Doch dann bedurfte es des Eingreifens Gorbatschows, um Nadjibullah einzutrichtern, daß er sich keine besonderen Hoffnungen auf einen einseitig sowjetisch garantierten Satellitenstatus machen durfte. Er mußte begreifen lernen, daß die rund 115.000 Sowjetsoldaten Mitte Mai ihren Abzug beginnen. Danach gilt, was Gorbatschow ihm schon im November in Moskau klargemacht hatte: Wenn es eine afghanische Revolution geben soll, dann müssen die afghanischen Genossen sie gefälligst selber verteidigen. Sie dürfen, wie seit 1921, Schießzeug in der UdSSR kaufen; auf Soldaten haben sie keinen Anspruch.

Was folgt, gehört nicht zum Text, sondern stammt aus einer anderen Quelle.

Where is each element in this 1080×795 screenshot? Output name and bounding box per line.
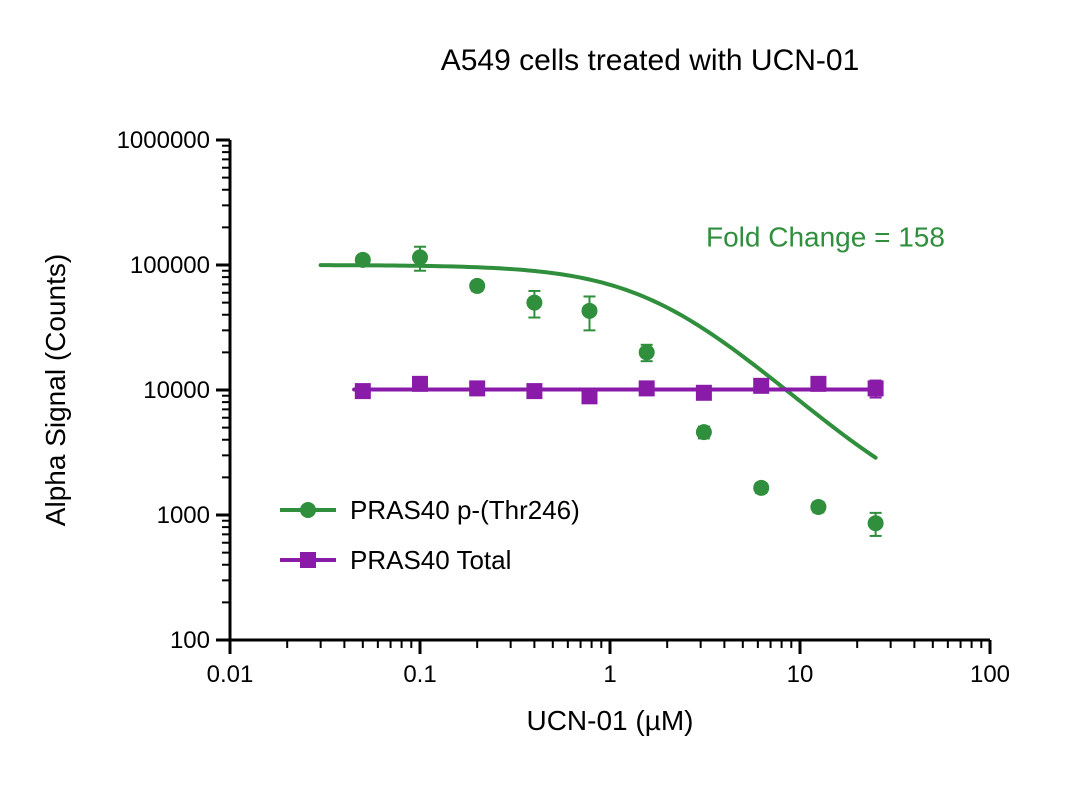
data-point xyxy=(469,278,485,294)
data-point xyxy=(412,376,428,392)
data-point xyxy=(639,380,655,396)
data-point xyxy=(753,378,769,394)
x-axis-title: UCN-01 (µM) xyxy=(526,705,693,736)
y-tick-label: 1000000 xyxy=(117,127,210,154)
x-tick-label: 0.1 xyxy=(403,661,436,688)
chart-title: A549 cells treated with UCN-01 xyxy=(441,44,860,77)
legend-label: PRAS40 Total xyxy=(350,545,511,575)
y-axis-title: Alpha Signal (Counts) xyxy=(40,254,71,526)
data-point xyxy=(639,344,655,360)
fold-change-annotation: Fold Change = 158 xyxy=(706,222,945,253)
data-point xyxy=(868,515,884,531)
legend-label: PRAS40 p-(Thr246) xyxy=(350,495,580,525)
data-point xyxy=(753,480,769,496)
data-point xyxy=(412,249,428,265)
y-tick-label: 100000 xyxy=(130,252,210,279)
data-point xyxy=(355,252,371,268)
data-point xyxy=(526,383,542,399)
data-point xyxy=(810,376,826,392)
x-tick-label: 100 xyxy=(970,661,1010,688)
data-point xyxy=(868,380,884,396)
data-point xyxy=(581,303,597,319)
x-tick-label: 0.01 xyxy=(207,661,254,688)
data-point xyxy=(581,388,597,404)
data-point xyxy=(696,424,712,440)
legend-swatch-marker xyxy=(300,502,316,518)
data-point xyxy=(469,380,485,396)
data-point xyxy=(526,295,542,311)
data-point xyxy=(355,383,371,399)
legend-swatch-marker xyxy=(300,552,316,568)
x-tick-label: 10 xyxy=(787,661,814,688)
y-tick-label: 10000 xyxy=(143,377,210,404)
data-point xyxy=(696,385,712,401)
data-point xyxy=(810,499,826,515)
y-tick-label: 1000 xyxy=(157,502,210,529)
x-tick-label: 1 xyxy=(603,661,616,688)
dose-response-chart: A549 cells treated with UCN-011001000100… xyxy=(0,0,1080,795)
y-tick-label: 100 xyxy=(170,627,210,654)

Damit liquidiert die Sowjetführung ihren afghanischen Krieg. Sie beginnt damit zwei Wochen vor der Anreise des noch amtierenden US-Präsidenten Ronald Reagan zum Moskauer Gipfeltreffen. Auch dieses Signal ist wichtig; denn angesichts der fortgesetzten US-Waffen-hilfe für den afghanischen Widerstand hatten die Planer im Kreml sich des Eindrucks nicht erwehren können, sie seien irgendwie über den Tisch gezogen worden. Sie hinterlassen dennoch in Afghanistan einen fortdauernden Bürgerkrieg, ohne daß daran weitere Einigungen mit den USA scheitern sollen.

Eine Sensation - oder eigentlich doch keine. Hatte nicht die UdSSR unter einem noch dynamischen, handlungsfähigen Leonid Breschnew die ersten Rüstungsbegrenzungsabkommen mit den USA des Richard Nixon getroffen, als dessen Luftwaffe drauf und dran war, Nordvietnam "in die Steinzeit zu bombardieren"? Um globaler Interessen willen darf man das Wort "Bündnistreue" getrost mit kleinem Anfangsbuchstaben schreiben. Zu Nibelungentreue bis zum Untergang sieht sich eine Supermacht ohnehin nicht veranlaßt.